Saint-Fiacre-sur-Maine is a village of c. 1,000 inhabitants, located 20 km south-east of Nantes, on a small hill dominating the rivers Sèvre et Maine. This Sèvre is the Sèvre Nantaise, which joins the river Loire in Nantes, as opposed to the Sèvre Niortaise. These two Sèvres gave their name to the department of Deux-Sèvres. This Maine is not the short river Maine made by the confluency of the rivers Loir, Mayenne and Sarthe in Angers, but a small river which joins the Sèvre Nantaise.

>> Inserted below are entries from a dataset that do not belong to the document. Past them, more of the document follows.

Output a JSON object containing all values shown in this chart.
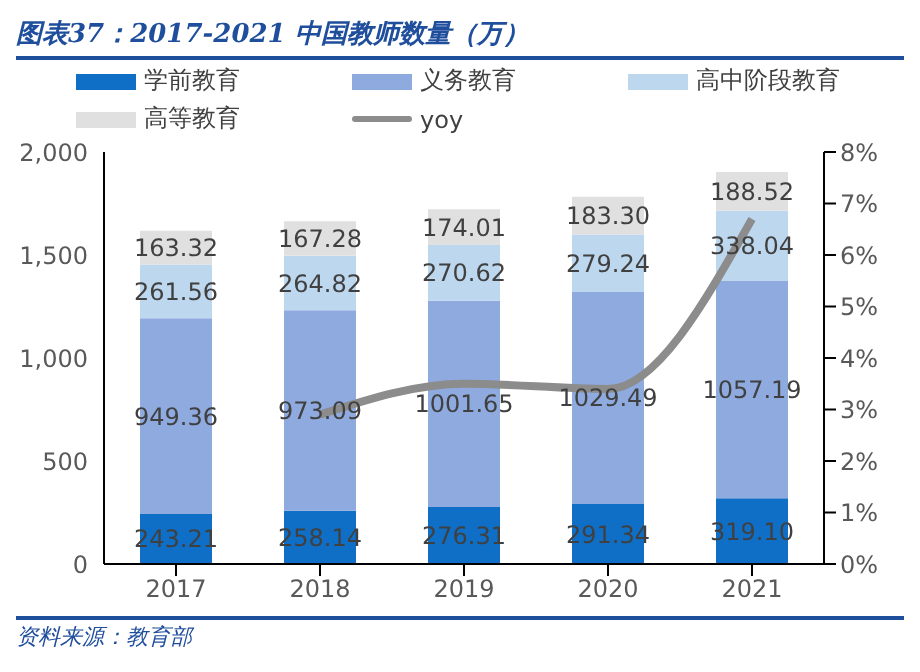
{
  "chart_data": {
    "type": "bar",
    "title": "图表37：2017-2021 中国教师数量（万）",
    "categories": [
      "2017",
      "2018",
      "2019",
      "2020",
      "2021"
    ],
    "stacked": true,
    "legend": "top",
    "grid": false,
    "series": [
      {
        "name": "学前教育",
        "color": "#0f6fc6",
        "values": [
          243.21,
          258.14,
          276.31,
          291.34,
          319.1
        ],
        "value_labels": [
          "243.21",
          "258.14",
          "276.31",
          "291.34",
          "319.10"
        ]
      },
      {
        "name": "义务教育",
        "color": "#8eaadf",
        "values": [
          949.36,
          973.09,
          1001.65,
          1029.49,
          1057.19
        ],
        "value_labels": [
          "949.36",
          "973.09",
          "1001.65",
          "1029.49",
          "1057.19"
        ]
      },
      {
        "name": "高中阶段教育",
        "color": "#bdd7ee",
        "values": [
          261.56,
          264.82,
          270.62,
          279.24,
          338.04
        ],
        "value_labels": [
          "261.56",
          "264.82",
          "270.62",
          "279.24",
          "338.04"
        ]
      },
      {
        "name": "高等教育",
        "color": "#e0e0e0",
        "values": [
          163.32,
          167.28,
          174.01,
          183.3,
          188.52
        ],
        "value_labels": [
          "163.32",
          "167.28",
          "174.01",
          "183.30",
          "188.52"
        ]
      },
      {
        "name": "yoy",
        "type": "line",
        "axis": "y2",
        "color": "#8c8c8c",
        "values": [
          null,
          2.9,
          3.5,
          3.4,
          6.7
        ]
      }
    ],
    "ylim": [
      0,
      2000
    ],
    "yticks": [
      {
        "value": 0,
        "label": "0"
      },
      {
        "value": 500,
        "label": "500"
      },
      {
        "value": 1000,
        "label": "1,000"
      },
      {
        "value": 1500,
        "label": "1,500"
      },
      {
        "value": 2000,
        "label": "2,000"
      }
    ],
    "y2lim": [
      0,
      8
    ],
    "y2ticks": [
      {
        "value": 0,
        "label": "0%"
      },
      {
        "value": 1,
        "label": "1%"
      },
      {
        "value": 2,
        "label": "2%"
      },
      {
        "value": 3,
        "label": "3%"
      },
      {
        "value": 4,
        "label": "4%"
      },
      {
        "value": 5,
        "label": "5%"
      },
      {
        "value": 6,
        "label": "6%"
      },
      {
        "value": 7,
        "label": "7%"
      },
      {
        "value": 8,
        "label": "8%"
      }
    ],
    "annotations": [
      "资料来源：教育部"
    ]
  }
}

The main activity in Saint-Fiacre is wine-growing. With 410 ha of vineyards for a total area of 597 ha, Saint-Fiacre is the French municipality with the highest proportion of vineyards. White wine produced there belongs to the excellent Muscadet de Sèvre-et-Maine variety.

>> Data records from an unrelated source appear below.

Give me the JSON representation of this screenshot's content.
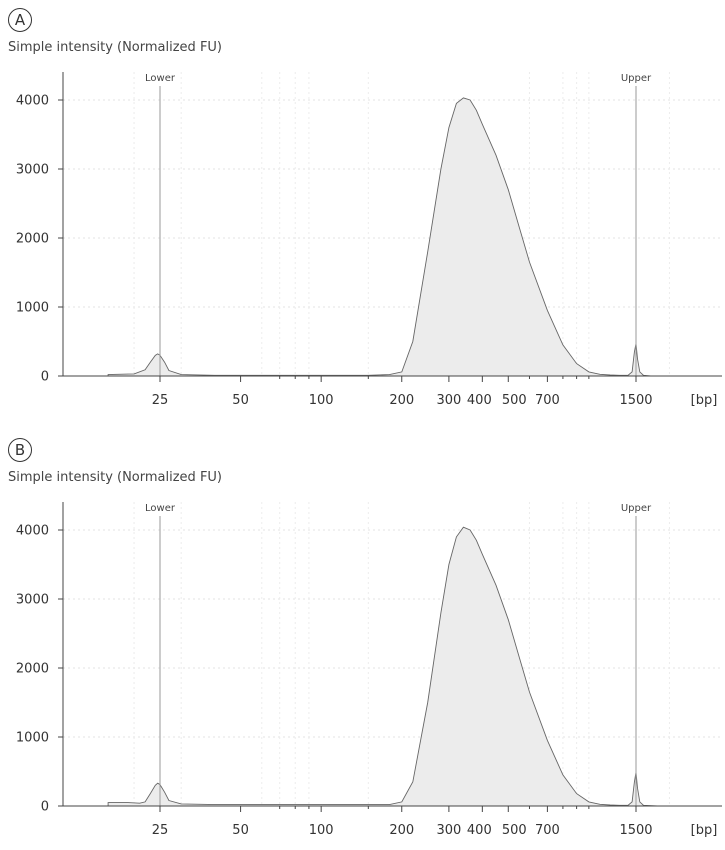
{
  "chart_data": [
    {
      "type": "area",
      "panel_label": "A",
      "ylabel": "Simple intensity (Normalized FU)",
      "x_unit": "[bp]",
      "x_scale": "log",
      "x_ticks": [
        25,
        50,
        100,
        200,
        300,
        400,
        500,
        700,
        1500
      ],
      "x_tick_labels": [
        "25",
        "50",
        "100",
        "200",
        "300",
        "400",
        "500",
        "700",
        "1500"
      ],
      "y_ticks": [
        0,
        1000,
        2000,
        3000,
        4000
      ],
      "ylim": [
        0,
        4400
      ],
      "grid": true,
      "markers": [
        {
          "label": "Lower",
          "x": 25
        },
        {
          "label": "Upper",
          "x": 1500
        }
      ],
      "series": [
        {
          "x": [
            16,
            20,
            22,
            23,
            24,
            24.5,
            25,
            26,
            27,
            30,
            40,
            60,
            100,
            150,
            180,
            200,
            220,
            250,
            280,
            300,
            320,
            340,
            360,
            380,
            400,
            450,
            500,
            550,
            600,
            700,
            800,
            900,
            1000,
            1100,
            1200,
            1300,
            1400,
            1450,
            1480,
            1500,
            1520,
            1550,
            1600,
            1700
          ],
          "y": [
            20,
            30,
            90,
            200,
            300,
            320,
            300,
            200,
            80,
            20,
            10,
            10,
            10,
            10,
            20,
            60,
            500,
            1800,
            3000,
            3600,
            3950,
            4030,
            4000,
            3850,
            3650,
            3200,
            2700,
            2150,
            1650,
            950,
            450,
            180,
            60,
            25,
            15,
            10,
            10,
            60,
            350,
            470,
            250,
            60,
            10,
            0
          ]
        }
      ]
    },
    {
      "type": "area",
      "panel_label": "B",
      "ylabel": "Simple intensity (Normalized FU)",
      "x_unit": "[bp]",
      "x_scale": "log",
      "x_ticks": [
        25,
        50,
        100,
        200,
        300,
        400,
        500,
        700,
        1500
      ],
      "x_tick_labels": [
        "25",
        "50",
        "100",
        "200",
        "300",
        "400",
        "500",
        "700",
        "1500"
      ],
      "y_ticks": [
        0,
        1000,
        2000,
        3000,
        4000
      ],
      "ylim": [
        0,
        4400
      ],
      "grid": true,
      "markers": [
        {
          "label": "Lower",
          "x": 25
        },
        {
          "label": "Upper",
          "x": 1500
        }
      ],
      "series": [
        {
          "x": [
            16,
            19,
            21,
            22,
            23,
            24,
            24.5,
            25,
            26,
            27,
            30,
            40,
            60,
            100,
            150,
            180,
            200,
            220,
            250,
            280,
            300,
            320,
            340,
            360,
            380,
            400,
            450,
            500,
            550,
            600,
            700,
            800,
            900,
            1000,
            1100,
            1200,
            1300,
            1400,
            1450,
            1480,
            1500,
            1520,
            1550,
            1600,
            1800
          ],
          "y": [
            50,
            50,
            40,
            60,
            180,
            300,
            330,
            310,
            200,
            80,
            30,
            20,
            20,
            20,
            20,
            20,
            60,
            350,
            1500,
            2800,
            3500,
            3900,
            4040,
            4000,
            3850,
            3650,
            3200,
            2700,
            2150,
            1650,
            950,
            450,
            180,
            60,
            25,
            15,
            10,
            10,
            60,
            350,
            490,
            260,
            60,
            10,
            0
          ]
        }
      ]
    }
  ]
}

Saint Fiacre was an Irish monk who died in France in 670. He is the saint patron of gardeners and often represented with a spade. This monk also gave indirectly his name to a kind of cab called fiacre and was the saint patron of the fiacre drivers. The first cab company in Paris was located on St. Fiacre's Street and was named after the street.

Ivan Sache, 22 August 2002


Description of the flag

The elements of the flag of Saint-Fiacre are two ermine spots for Brittany, a grape and a grapevine leaf, and two grapevine branches flanking the shield. The motto on the scroll reads Saint-Fiacre au coeur de Sèvre-et-Maine (Saint-Fiacre, in the heart of Sèvre-et-Maine).

The green triangle might symbolize the hill on which the village is built or the vineyard located between the two rivers represented by the white triangles.